Her mauve scarf is draped around her slender neck; her pink blouse compliments her grey trousers and black boots. Her bun is a chaos; mishmash of her light brown hair emerging out of nowhere, making her appearance charismatic nonetheless. Keeping her gaze firm, she is tirelessly looking at me; and I, crazily, madly, passionately cannot not stare back.

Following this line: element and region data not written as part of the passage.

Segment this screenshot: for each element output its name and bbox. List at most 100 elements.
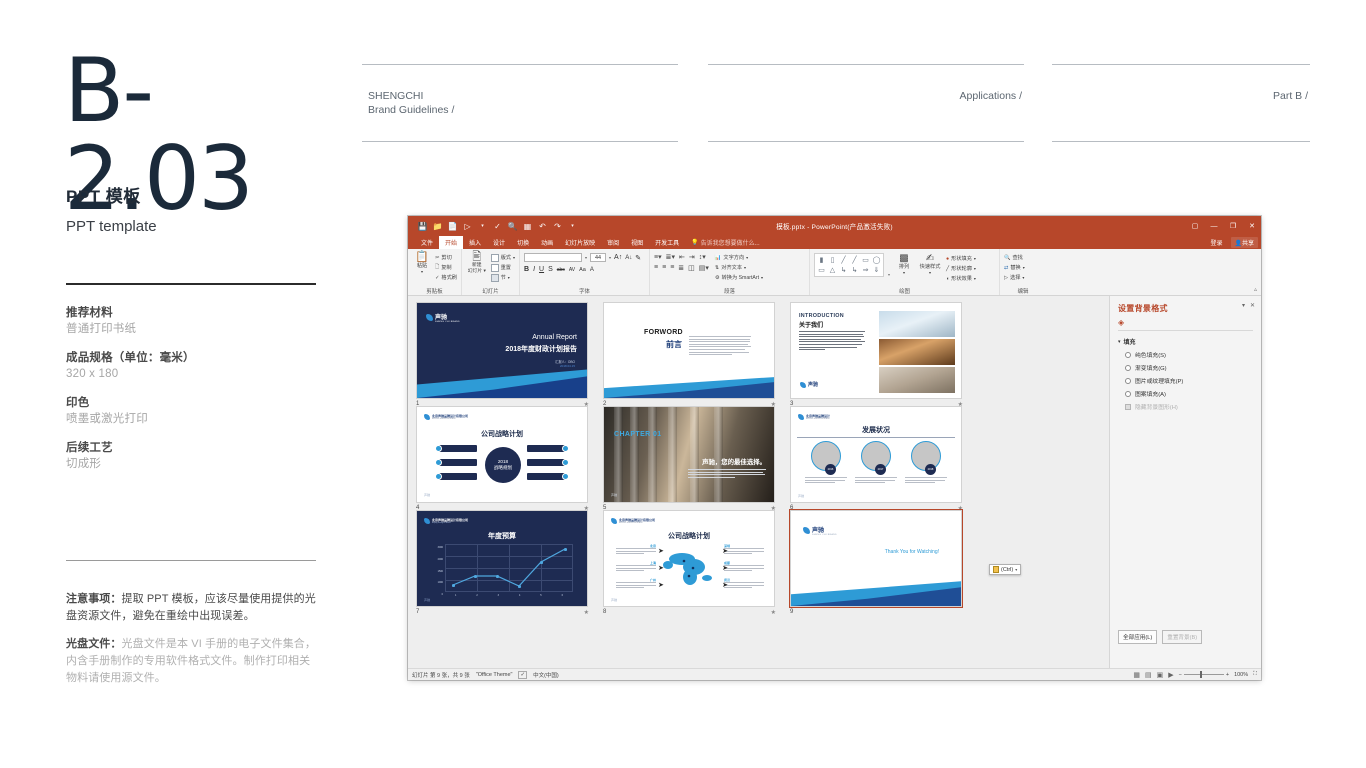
underline-button[interactable]: U: [539, 266, 544, 273]
format-pane-controls[interactable]: ▾ ✕: [1242, 302, 1255, 309]
chevron-down-icon[interactable]: ▾: [1023, 265, 1025, 270]
chevron-down-icon[interactable]: ▾: [746, 255, 748, 260]
tab-review[interactable]: 审阅: [601, 236, 625, 249]
clear-formatting-icon[interactable]: ✎: [635, 254, 641, 262]
reset-background-button[interactable]: 重置背景(B): [1162, 630, 1203, 644]
expand-triangle-icon[interactable]: ▾: [1118, 339, 1121, 345]
slide-item-1[interactable]: 声驰 SHENG CHI BRAND Annual Report 2018年度财…: [416, 302, 594, 408]
slide-thumbnail[interactable]: 声驰 SHENG CHI BRAND Annual Report 2018年度财…: [416, 302, 588, 399]
slide-item-3[interactable]: INTRODUCTION 关于我们 声驰 3 ★: [790, 302, 968, 408]
slide-sorter-view-icon[interactable]: ▤: [1145, 671, 1152, 679]
fill-option-pattern[interactable]: 图案填充(A): [1118, 389, 1253, 398]
character-spacing-button[interactable]: AV: [569, 267, 575, 273]
new-slide-button[interactable]: 🖹 新建 幻灯片 ▾: [466, 251, 488, 275]
zoom-in-icon[interactable]: +: [1226, 672, 1229, 678]
minimize-icon[interactable]: —: [1209, 223, 1219, 230]
fill-section-header[interactable]: ▾ 填充: [1118, 337, 1253, 347]
slide-item-5[interactable]: CHAPTER 01 声驰，您的最佳选择。 声驰 5 ★: [603, 406, 781, 512]
ribbon[interactable]: 📋 粘贴 ▾ ✂ 剪切 🗋 复制 ✓ 格式刷 剪贴板 🖹 新建 幻灯片 ▾ 版式…: [408, 249, 1261, 296]
shape-down-arrow-icon[interactable]: ⇓: [871, 265, 882, 275]
zoom-slider[interactable]: − +: [1179, 671, 1229, 678]
radio-icon[interactable]: [1125, 364, 1131, 371]
tab-view[interactable]: 视图: [625, 236, 649, 249]
numbering-icon[interactable]: ≣▾: [666, 253, 675, 261]
slide-transition-icon[interactable]: ★: [584, 609, 589, 616]
zoom-knob[interactable]: [1199, 671, 1202, 678]
quick-styles-button[interactable]: ✍ 快速样式 ▾: [918, 253, 942, 276]
collapse-ribbon-icon[interactable]: ▵: [1254, 286, 1257, 293]
layout-button[interactable]: 版式 ▾: [490, 253, 515, 262]
font-size-input[interactable]: 44: [590, 253, 607, 262]
account-area[interactable]: 登录 👤共享: [1210, 236, 1258, 249]
change-case-button[interactable]: Aa: [579, 267, 586, 273]
slide-thumbnail[interactable]: 北京声驰品牌设计 BEIJING SHENGCHI BRAND 发展状况 201…: [790, 406, 962, 503]
chevron-down-icon[interactable]: ▾: [585, 255, 587, 260]
shape-arrow-icon[interactable]: ╱: [849, 255, 860, 265]
spell-status-icon[interactable]: ✓: [518, 670, 528, 679]
shapes-more-icon[interactable]: ▾: [888, 272, 890, 277]
decrease-font-size-icon[interactable]: A↓: [625, 255, 632, 261]
status-right-group[interactable]: ▦ ▤ ▣ ▶ − + 100% ⛶: [1133, 671, 1257, 679]
find-button[interactable]: 🔍 查找: [1004, 253, 1025, 262]
zoom-track[interactable]: [1183, 671, 1224, 678]
font-color-button[interactable]: A: [590, 267, 594, 273]
slide-item-4[interactable]: 北京声驰品牌设计有限公司 BEIJING SHENGCHI BRAND 公司战略…: [416, 406, 594, 512]
cut-button[interactable]: ✂ 剪切: [435, 253, 457, 262]
powerpoint-window[interactable]: 💾 📁 📄 ▷ ▾ ✓ 🔍 ▦ ↶ ↷ ▾ 模板.pptx - PowerPoi…: [408, 216, 1261, 680]
shape-rectangle-icon[interactable]: ▭: [860, 255, 871, 265]
slide-item-9[interactable]: 声驰 SHENG CHI BRAND Thank You for Watchin…: [789, 509, 968, 615]
align-center-icon[interactable]: ≡: [662, 264, 666, 272]
align-text-button[interactable]: ⇅ 对齐文本 ▾: [715, 263, 763, 272]
shape-triangle-icon[interactable]: △: [827, 265, 838, 275]
tab-animations[interactable]: 动画: [535, 236, 559, 249]
slide-thumbnail[interactable]: 声驰 SHENG CHI BRAND Thank You for Watchin…: [789, 509, 963, 608]
shape-effects-button[interactable]: ◖ 形状效果 ▾: [946, 274, 976, 283]
copy-button[interactable]: 🗋 复制: [435, 263, 457, 272]
decrease-indent-icon[interactable]: ⇤: [679, 253, 685, 261]
line-spacing-icon[interactable]: ↕▾: [699, 253, 706, 261]
slide-item-8[interactable]: 北京声驰品牌设计有限公司 BEIJING SHENGCHI BRAND 公司战略…: [603, 510, 781, 616]
tab-slideshow[interactable]: 幻灯片放映: [559, 236, 601, 249]
text-direction-2-icon[interactable]: ▤▾: [699, 264, 709, 272]
chevron-down-icon[interactable]: ▾: [1242, 302, 1245, 309]
slide-thumbnail[interactable]: FORWORD 前言: [603, 302, 775, 399]
slide-thumbnail[interactable]: 北京声驰品牌设计有限公司 Beijing Shengchi Brand 年度预算: [416, 510, 588, 607]
close-icon[interactable]: ✕: [1250, 302, 1255, 309]
slide-thumbnail[interactable]: CHAPTER 01 声驰，您的最佳选择。 声驰: [603, 406, 775, 503]
close-icon[interactable]: ✕: [1247, 222, 1257, 230]
restore-icon[interactable]: ❐: [1228, 222, 1238, 230]
ribbon-tabs[interactable]: 文件 开始 插入 设计 切换 动画 幻灯片放映 审阅 视图 开发工具 💡 告诉我…: [408, 236, 1261, 249]
chevron-down-icon[interactable]: ▾: [929, 270, 931, 276]
select-button[interactable]: ▷ 选择 ▾: [1004, 273, 1025, 282]
chevron-down-icon[interactable]: ▾: [508, 275, 510, 280]
slide-transition-icon[interactable]: ★: [771, 609, 776, 616]
italic-button[interactable]: I: [533, 266, 535, 273]
slide-thumbnail[interactable]: 北京声驰品牌设计有限公司 BEIJING SHENGCHI BRAND 公司战略…: [416, 406, 588, 503]
bold-button[interactable]: B: [524, 266, 529, 273]
arrange-button[interactable]: ▩ 排列 ▾: [894, 253, 914, 276]
slide-thumbnail[interactable]: 北京声驰品牌设计有限公司 BEIJING SHENGCHI BRAND 公司战略…: [603, 510, 775, 607]
ribbon-display-options-icon[interactable]: ▢: [1190, 222, 1200, 230]
chevron-down-icon[interactable]: ▾: [761, 275, 763, 280]
chevron-down-icon[interactable]: ▾: [421, 269, 423, 275]
chevron-down-icon[interactable]: ▾: [974, 276, 976, 281]
bullets-icon[interactable]: ≡▾: [654, 253, 662, 261]
font-family-input[interactable]: [524, 253, 582, 262]
fill-option-gradient[interactable]: 渐变填充(G): [1118, 363, 1253, 372]
tell-me-box[interactable]: 💡 告诉我您想要做什么...: [685, 236, 760, 249]
columns-icon[interactable]: ◫: [688, 264, 695, 272]
shadow-button[interactable]: S: [548, 266, 553, 273]
chevron-down-icon[interactable]: ▾: [903, 270, 905, 276]
tab-design[interactable]: 设计: [487, 236, 511, 249]
justify-icon[interactable]: ≣: [678, 264, 684, 272]
fill-option-picture-texture[interactable]: 图片或纹理填充(P): [1118, 376, 1253, 385]
tab-transitions[interactable]: 切换: [511, 236, 535, 249]
reading-view-icon[interactable]: ▣: [1157, 671, 1164, 679]
shape-connector-icon[interactable]: ↳: [849, 265, 860, 275]
shape-fill-button[interactable]: ● 形状填充 ▾: [946, 254, 976, 263]
tab-insert[interactable]: 插入: [463, 236, 487, 249]
slide-item-6[interactable]: 北京声驰品牌设计 BEIJING SHENGCHI BRAND 发展状况 201…: [790, 406, 968, 512]
text-direction-button[interactable]: 📊 文字方向 ▾: [715, 253, 763, 262]
tab-developer[interactable]: 开发工具: [649, 236, 685, 249]
slide-item-2[interactable]: FORWORD 前言 2 ★: [603, 302, 781, 408]
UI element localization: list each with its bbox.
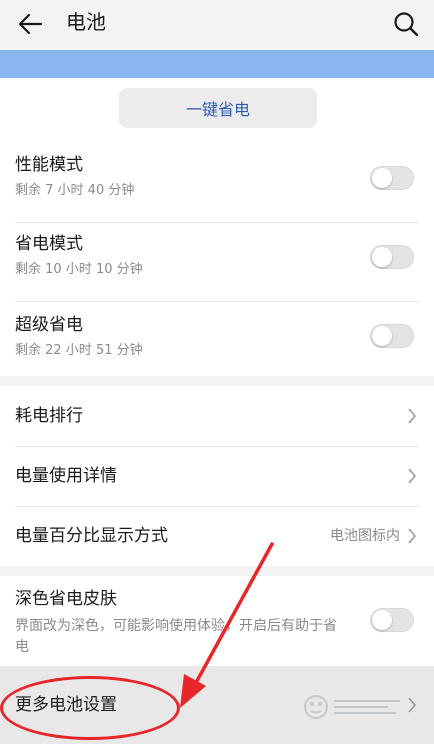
- mode-row-power-save[interactable]: 省电模式 剩余 10 小时 10 分钟: [0, 223, 434, 301]
- back-button[interactable]: [12, 6, 48, 42]
- dark-skin-label: 深色省电皮肤: [15, 589, 117, 609]
- menu-item-power-ranking[interactable]: 耗电排行: [0, 386, 434, 446]
- mode-label: 超级省电: [15, 315, 83, 335]
- more-battery-settings-row[interactable]: 更多电池设置: [0, 666, 434, 744]
- mode-label: 性能模式: [15, 155, 83, 175]
- mode-label: 省电模式: [15, 234, 83, 254]
- chevron-right-icon: [406, 406, 418, 426]
- dark-skin-description: 界面改为深色，可能影响使用体验，开启后有助于省电: [15, 618, 337, 655]
- power-save-mode-toggle[interactable]: [370, 245, 414, 269]
- mode-remaining-time: 剩余 10 小时 10 分钟: [15, 262, 143, 277]
- chevron-right-icon: [406, 695, 418, 715]
- mode-row-performance[interactable]: 性能模式 剩余 7 小时 40 分钟: [0, 144, 434, 222]
- battery-level-bar: [0, 50, 434, 78]
- menu-item-label: 电量百分比显示方式: [15, 526, 168, 546]
- toggle-knob: [372, 610, 392, 630]
- toggle-knob: [372, 168, 392, 188]
- chevron-right-icon: [406, 526, 418, 546]
- extra-settings-card: 深色省电皮肤 界面改为深色，可能影响使用体验，开启后有助于省电 更多电池设置: [0, 576, 434, 744]
- menu-item-label: 电量使用详情: [15, 466, 117, 486]
- percentage-display-value: 电池图标内: [330, 528, 400, 544]
- power-mode-card: 一键省电 性能模式 剩余 7 小时 40 分钟 省电模式 剩余 10 小时 10…: [0, 78, 434, 376]
- search-icon: [394, 12, 419, 37]
- super-save-mode-toggle[interactable]: [370, 324, 414, 348]
- chevron-right-icon: [406, 466, 418, 486]
- app-header: 电池: [0, 0, 434, 48]
- mode-remaining-time: 剩余 22 小时 51 分钟: [15, 343, 143, 358]
- more-settings-label: 更多电池设置: [15, 695, 117, 715]
- toggle-knob: [372, 326, 392, 346]
- mode-remaining-time: 剩余 7 小时 40 分钟: [15, 183, 135, 198]
- mode-row-super-save[interactable]: 超级省电 剩余 22 小时 51 分钟: [0, 302, 434, 376]
- toggle-knob: [372, 247, 392, 267]
- page-title: 电池: [66, 10, 106, 34]
- arrow-left-icon: [18, 13, 43, 35]
- menu-item-percentage-display[interactable]: 电量百分比显示方式 电池图标内: [0, 507, 434, 566]
- performance-mode-toggle[interactable]: [370, 166, 414, 190]
- one-key-power-save-button[interactable]: 一键省电: [119, 88, 317, 128]
- menu-item-label: 耗电排行: [15, 406, 83, 426]
- dark-skin-row[interactable]: 深色省电皮肤 界面改为深色，可能影响使用体验，开启后有助于省电: [0, 576, 434, 666]
- dark-skin-toggle[interactable]: [370, 608, 414, 632]
- search-button[interactable]: [388, 6, 424, 42]
- battery-menu-card: 耗电排行 电量使用详情 电量百分比显示方式 电池图标内: [0, 386, 434, 566]
- menu-item-usage-details[interactable]: 电量使用详情: [0, 447, 434, 506]
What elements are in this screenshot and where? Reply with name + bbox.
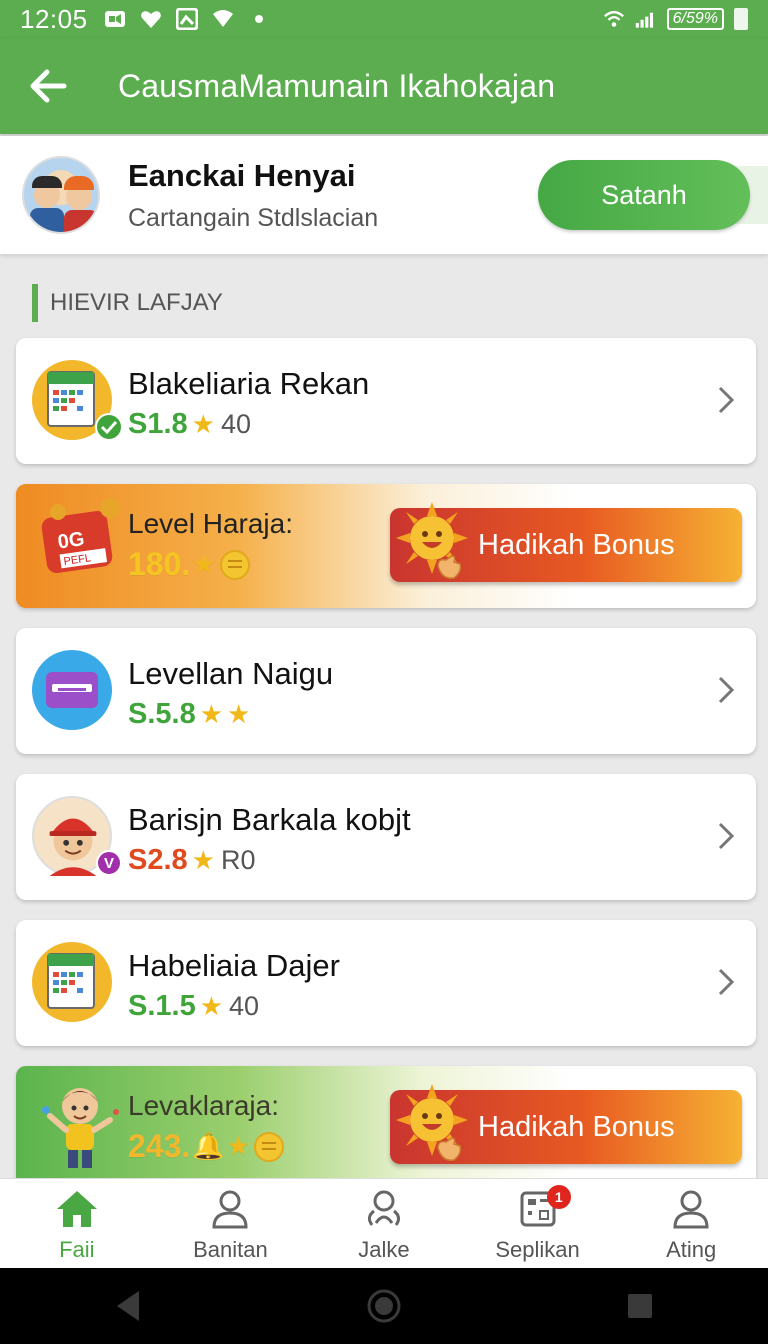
- star-icon: ★: [199, 699, 224, 729]
- profile-subtitle: Cartangain Stdlslacian: [128, 203, 379, 232]
- video-icon: [104, 11, 125, 27]
- section-title: HIEVIR LAFJAY: [32, 284, 223, 322]
- notification-badge: 1: [546, 1185, 571, 1209]
- banner-value: 180.: [128, 546, 191, 582]
- bonus-button-label: Hadikah Bonus: [478, 528, 675, 561]
- bottom-navigation: Faii Banitan Jalke 1 Seplikan Ating: [0, 1178, 768, 1268]
- chevron-right-icon: [718, 386, 735, 414]
- profile-card: Eanckai Henyai Cartangain Stdlslacian Sa…: [0, 136, 768, 254]
- boy-character-icon: [42, 1088, 119, 1168]
- nav-item-ating[interactable]: Ating: [614, 1179, 768, 1268]
- item-count: R0: [220, 845, 256, 875]
- item-price: S1.8: [128, 408, 188, 440]
- nav-item-seplikan[interactable]: 1 Seplikan: [461, 1179, 615, 1268]
- battery-icon: [734, 8, 748, 30]
- list-item[interactable]: Habeliaia Dajer S.1.5 ★ 40: [16, 920, 756, 1046]
- photo-icon: [175, 8, 198, 30]
- system-recents-button[interactable]: [618, 1284, 662, 1328]
- banner-value: 243.: [128, 1128, 191, 1164]
- bonus-banner[interactable]: Levaklaraja: 243. 🔔 ★ Hadikah Bonus: [16, 1066, 756, 1190]
- battery-percent: 6/59%: [666, 8, 724, 30]
- chevron-right-icon: [718, 822, 735, 850]
- wifi-small-icon: [212, 10, 233, 27]
- nav-item-banitan[interactable]: Banitan: [154, 1179, 308, 1268]
- list-item[interactable]: Blakeliaria Rekan S1.8 ★ 40: [16, 338, 756, 464]
- home-icon: [56, 1191, 97, 1227]
- profile-name: Eanckai Henyai: [128, 157, 356, 193]
- item-count: 40: [229, 991, 260, 1021]
- circle-home-icon: [367, 1289, 401, 1323]
- calendar-sheet-icon: [32, 942, 112, 1022]
- banner-label: Level Haraja:: [128, 508, 293, 539]
- star-icon: ★: [191, 409, 215, 439]
- item-title: Habeliaia Dajer: [128, 948, 340, 983]
- claim-bonus-button[interactable]: Hadikah Bonus: [390, 1084, 742, 1164]
- dot-icon: [254, 15, 263, 23]
- pointing-hand-icon: [437, 1137, 462, 1161]
- pointing-hand-icon: [437, 555, 462, 579]
- coin-icon: [253, 1131, 284, 1162]
- status-bar: 12:05 6/59%: [0, 0, 768, 38]
- star-icon: ★: [226, 1131, 250, 1161]
- banner-label: Levaklaraja:: [128, 1090, 279, 1121]
- level-ticket-icon: 0G PEFL: [41, 498, 120, 574]
- back-button[interactable]: [18, 56, 78, 116]
- list-item[interactable]: V Barisjn Barkala kobjt S2.8 ★ R0: [16, 774, 756, 900]
- status-notification-icons: [104, 8, 270, 30]
- people-icon: [367, 1190, 401, 1226]
- list-item[interactable]: Levellan Naigu S.5.8 ★ ★: [16, 628, 756, 754]
- page-title: CausmaMamunain Ikahokajan: [118, 67, 556, 104]
- nav-item-home[interactable]: Faii: [0, 1179, 154, 1268]
- nav-item-jalke[interactable]: Jalke: [307, 1179, 461, 1268]
- item-title: Blakeliaria Rekan: [128, 366, 370, 401]
- chevron-right-icon: [718, 968, 735, 996]
- avatar[interactable]: [22, 156, 100, 234]
- signal-icon: [635, 12, 653, 28]
- wifi-icon: [603, 10, 624, 27]
- heart-icon: [140, 11, 161, 28]
- star-icon: ★: [192, 549, 216, 579]
- item-price: S.5.8: [128, 698, 196, 730]
- star-icon: ★: [191, 845, 215, 875]
- nav-label: Faii: [59, 1237, 95, 1262]
- system-back-button[interactable]: [106, 1284, 150, 1328]
- arrow-left-icon: [30, 69, 67, 103]
- svg-text:0G: 0G: [56, 528, 85, 554]
- bonus-banner[interactable]: 0G PEFL Level Haraja: 180. ★ Hadikah Bon…: [16, 484, 756, 608]
- system-navigation-bar: [0, 1268, 768, 1344]
- nav-label: Seplikan: [495, 1237, 580, 1262]
- system-home-button[interactable]: [362, 1284, 406, 1328]
- item-title: Barisjn Barkala kobjt: [128, 802, 411, 837]
- coin-icon: [219, 549, 250, 580]
- account-icon: [673, 1190, 709, 1229]
- ticket-icon: [32, 650, 112, 730]
- item-count: 40: [220, 409, 252, 439]
- nav-label: Banitan: [193, 1237, 268, 1262]
- status-time: 12:05: [20, 3, 88, 34]
- triangle-back-icon: [117, 1291, 139, 1321]
- nav-label: Jalke: [358, 1237, 410, 1262]
- star-icon: ★: [199, 991, 224, 1021]
- status-system-icons: 6/59%: [603, 8, 748, 30]
- chevron-right-icon: [718, 676, 735, 704]
- star-icon: ★: [227, 699, 251, 729]
- claim-bonus-button[interactable]: Hadikah Bonus: [390, 502, 742, 582]
- profile-action-button[interactable]: Satanh: [538, 160, 750, 230]
- bonus-button-label: Hadikah Bonus: [478, 1110, 675, 1143]
- item-price: S2.8: [128, 844, 188, 876]
- status-badge: V: [96, 850, 122, 876]
- bell-icon: 🔔: [192, 1131, 225, 1161]
- nav-label: Ating: [666, 1237, 717, 1262]
- app-bar: CausmaMamunain Ikahokajan: [0, 38, 768, 134]
- square-recents-icon: [628, 1294, 652, 1318]
- item-price: S.1.5: [128, 990, 196, 1022]
- check-badge-icon: [95, 413, 123, 441]
- item-title: Levellan Naigu: [128, 656, 334, 691]
- person-icon: [212, 1190, 248, 1229]
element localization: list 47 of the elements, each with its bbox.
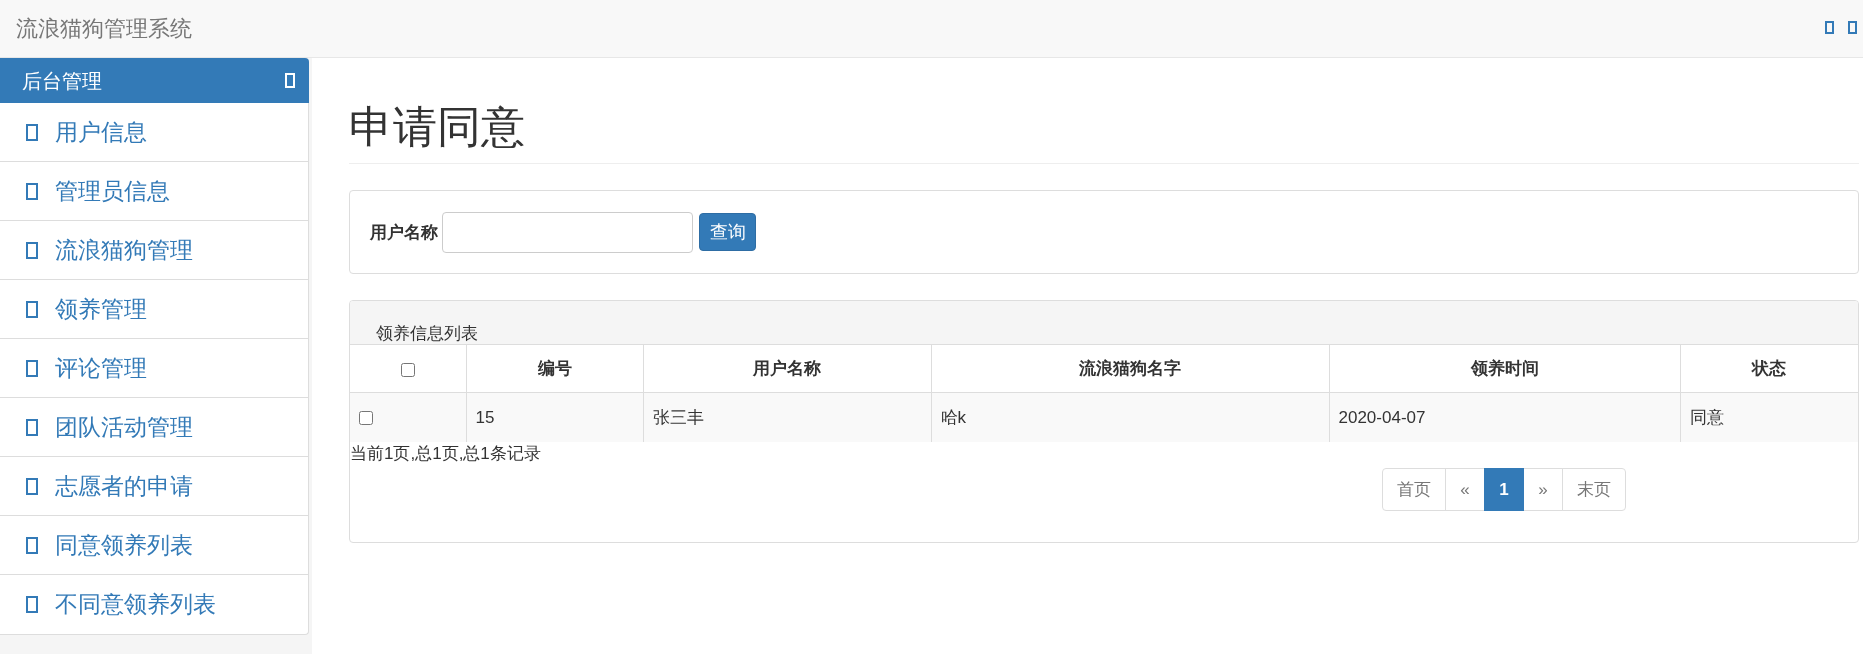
empty-square-icon bbox=[26, 418, 38, 436]
table-cell: 15 bbox=[466, 392, 643, 442]
empty-square-icon bbox=[26, 123, 38, 141]
row-checkbox[interactable] bbox=[359, 411, 373, 426]
page-link[interactable]: 首页 bbox=[1382, 467, 1446, 511]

She is a masterpiece; my ultimate creation so far. She’s beautifully crafted, yet she seems incomplete, perhaps her eyes seek a bit more labour. She is indeed beauteous; alas, she isn’t real.
Unsatisfied with what I have, I pick up my brush, water color, and black oil pastel color trying to embellish her carefully, staying an arm’s length away from the canvas which consists of her. I tweak open the cap of the water color bottle, which is frozen stiff. In less than a flash of second, I fallaciously spill the repugnant black color all over her exemplary angelic body.
The beauty, which she once had, has now been transformed into nothingness, right in front of me. Beauty, they say, however great it is, fades away with time, and sometimes even in no time.